Qué sí funciona en la práctica
Esto es lo que más ayuda a que la recuperación avance de forma ordenada:
- Seguir el horario de gotas exactamente como se indicó, aunque ya note mejoría.
- Dormir con protector ocular el tiempo recomendado para evitar roces accidentales.
- Asistir a sus revisiones aunque se sienta bien y crea que “todo va normal”.
- Evitar ambientes con polvo, corrientes fuertes de aire y exposición innecesaria al polen, algo muy frecuente en Monterrey.
- Mantener comunicación directa con la clínica si aparece una molestia nueva, más enrojecimiento o una baja repentina de visión.
En consulta insisto mucho en este punto. Un mensaje a tiempo por WhatsApp con una foto, una descripción clara del síntoma o una duda sobre las gotas puede evitar errores comunes y darle tranquilidad. Ese acompañamiento cercano forma parte del cuidado. No se trata solo de operar bien, sino de estar disponibles durante la recuperación.
No todos los pacientes ven igual ni al mismo ritmo. Influyen la salud de la retina, la calidad de la superficie ocular, la presencia de diabetes y el lente implantado. Si quiere entender mejor cómo influye el implante en sus expectativas visuales, puede revisar esta guía sobre tipos de lentes intraoculares.
Durante estas semanas, conviene tomar el postoperatorio como una protección activa de su resultado visual. En Monterrey, eso incluye medidas muy prácticas: usar lentes oscuros al salir si hay mucha luz o viento, evitar patios o calles con polvo durante los primeros días y no confiarse si vive con diabetes aunque el ojo “no moleste mucho”. Cada indicación tiene un motivo. Mi objetivo es que usted se recupere con seguridad, con menos incertidumbre y con la confianza de que, si algo no le cuadra, nuestro equipo está cerca para orientarlo.

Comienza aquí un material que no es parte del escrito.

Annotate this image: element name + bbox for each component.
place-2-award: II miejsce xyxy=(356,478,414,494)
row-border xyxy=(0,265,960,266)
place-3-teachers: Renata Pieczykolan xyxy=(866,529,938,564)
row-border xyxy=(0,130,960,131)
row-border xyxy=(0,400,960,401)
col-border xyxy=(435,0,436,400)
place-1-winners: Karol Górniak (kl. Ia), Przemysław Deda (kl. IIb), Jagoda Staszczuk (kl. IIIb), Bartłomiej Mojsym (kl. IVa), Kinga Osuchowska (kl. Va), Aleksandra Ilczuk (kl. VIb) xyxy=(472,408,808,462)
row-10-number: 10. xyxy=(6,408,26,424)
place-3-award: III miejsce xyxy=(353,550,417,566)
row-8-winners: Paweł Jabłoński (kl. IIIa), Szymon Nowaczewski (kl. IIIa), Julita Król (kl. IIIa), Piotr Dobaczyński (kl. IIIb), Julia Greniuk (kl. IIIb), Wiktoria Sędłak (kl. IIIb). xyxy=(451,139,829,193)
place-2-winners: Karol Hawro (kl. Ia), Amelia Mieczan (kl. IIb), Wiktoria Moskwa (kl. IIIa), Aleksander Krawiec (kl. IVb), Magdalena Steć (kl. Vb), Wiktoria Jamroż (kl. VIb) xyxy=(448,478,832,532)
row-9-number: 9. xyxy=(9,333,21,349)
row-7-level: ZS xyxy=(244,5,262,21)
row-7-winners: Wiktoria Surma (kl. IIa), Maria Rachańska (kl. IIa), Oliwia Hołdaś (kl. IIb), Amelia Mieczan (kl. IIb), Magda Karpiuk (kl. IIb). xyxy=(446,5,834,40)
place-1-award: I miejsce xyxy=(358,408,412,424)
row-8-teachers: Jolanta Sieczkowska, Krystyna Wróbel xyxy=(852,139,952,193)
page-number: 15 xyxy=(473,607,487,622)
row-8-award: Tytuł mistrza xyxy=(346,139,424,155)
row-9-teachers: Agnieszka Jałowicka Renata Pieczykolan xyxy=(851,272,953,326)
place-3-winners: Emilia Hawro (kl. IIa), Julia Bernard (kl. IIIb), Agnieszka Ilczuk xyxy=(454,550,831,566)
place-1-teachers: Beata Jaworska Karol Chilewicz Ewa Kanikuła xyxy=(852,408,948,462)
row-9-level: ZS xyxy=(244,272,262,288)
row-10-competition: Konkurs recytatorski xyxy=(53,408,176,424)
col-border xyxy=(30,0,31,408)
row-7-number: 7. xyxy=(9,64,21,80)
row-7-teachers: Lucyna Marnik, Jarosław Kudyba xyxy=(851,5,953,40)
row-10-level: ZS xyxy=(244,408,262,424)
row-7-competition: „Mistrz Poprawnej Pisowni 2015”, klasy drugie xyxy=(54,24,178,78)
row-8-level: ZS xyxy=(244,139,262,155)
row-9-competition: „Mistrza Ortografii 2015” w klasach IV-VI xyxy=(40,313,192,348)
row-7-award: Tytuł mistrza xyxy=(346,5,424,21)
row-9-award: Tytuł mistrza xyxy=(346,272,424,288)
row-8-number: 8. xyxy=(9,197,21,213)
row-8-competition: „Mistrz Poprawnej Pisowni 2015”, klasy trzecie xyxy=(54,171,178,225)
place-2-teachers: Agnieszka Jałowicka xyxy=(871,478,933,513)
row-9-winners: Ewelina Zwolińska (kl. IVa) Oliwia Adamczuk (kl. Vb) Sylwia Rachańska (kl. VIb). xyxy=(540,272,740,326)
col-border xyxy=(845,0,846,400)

Las Primeras 48 Horas Su Plan de Acción Inmediato
Llega a casa, se quita el cubrebocas, siente el ojo raro y quiere comprobar de inmediato si ya ve “bien”. Ese impulso es muy común. En estas primeras 48 horas, lo que más protege su resultado no es probar la vista a cada rato, sino seguir una rutina simple y ordenada.

Qué puede sentir durante este periodo
Visión borrosa, sensación de arenilla, lagrimeo, algo de enrojecimiento y molestia leve suelen entrar dentro de lo esperado. La luz también puede incomodar más, sobre todo al salir a la calle. En Monterrey esto se nota más por el sol intenso, el viento y los cambios del ambiente entre espacios cerrados con clima y exterior.
Si vive con diabetes, conviene ser todavía más disciplinado con las gotas, el descanso y la revisión inicial. En mi consulta lo veo con frecuencia. Aunque el ojo no duela mucho, un paciente con diabetes no debe confiarse ni posponer un aviso si nota visión que empeora, secreción o dolor creciente.
Lo que debe hacer el mismo día de la cirugía
Al llegar a casa, siga este plan:
- Descanse sin permanecer totalmente inmóvil. Puede caminar dentro de casa, sentarse a comer y usar el baño con calma.
- Póngase las gotas exactamente a la hora indicada. Lávese las manos antes y evite que la punta del frasco toque el ojo o las pestañas.
- Use el protector ocular para dormir. Sirve para evitar un roce accidental o presión sobre el ojo operado.
- Mantenga la cabeza en posición cómoda. Si necesita agacharse, hágalo despacio y sin bajar bruscamente la cabeza.
- Pida apoyo para trasladarse. Si la visión sigue borrosa o la luz le molesta, no maneje.
- Tenga el celular cerca para reportar dudas. Un mensaje por WhatsApp a tiempo con una foto o una explicación clara del síntoma puede evitar errores con las gotas o retrasos innecesarios.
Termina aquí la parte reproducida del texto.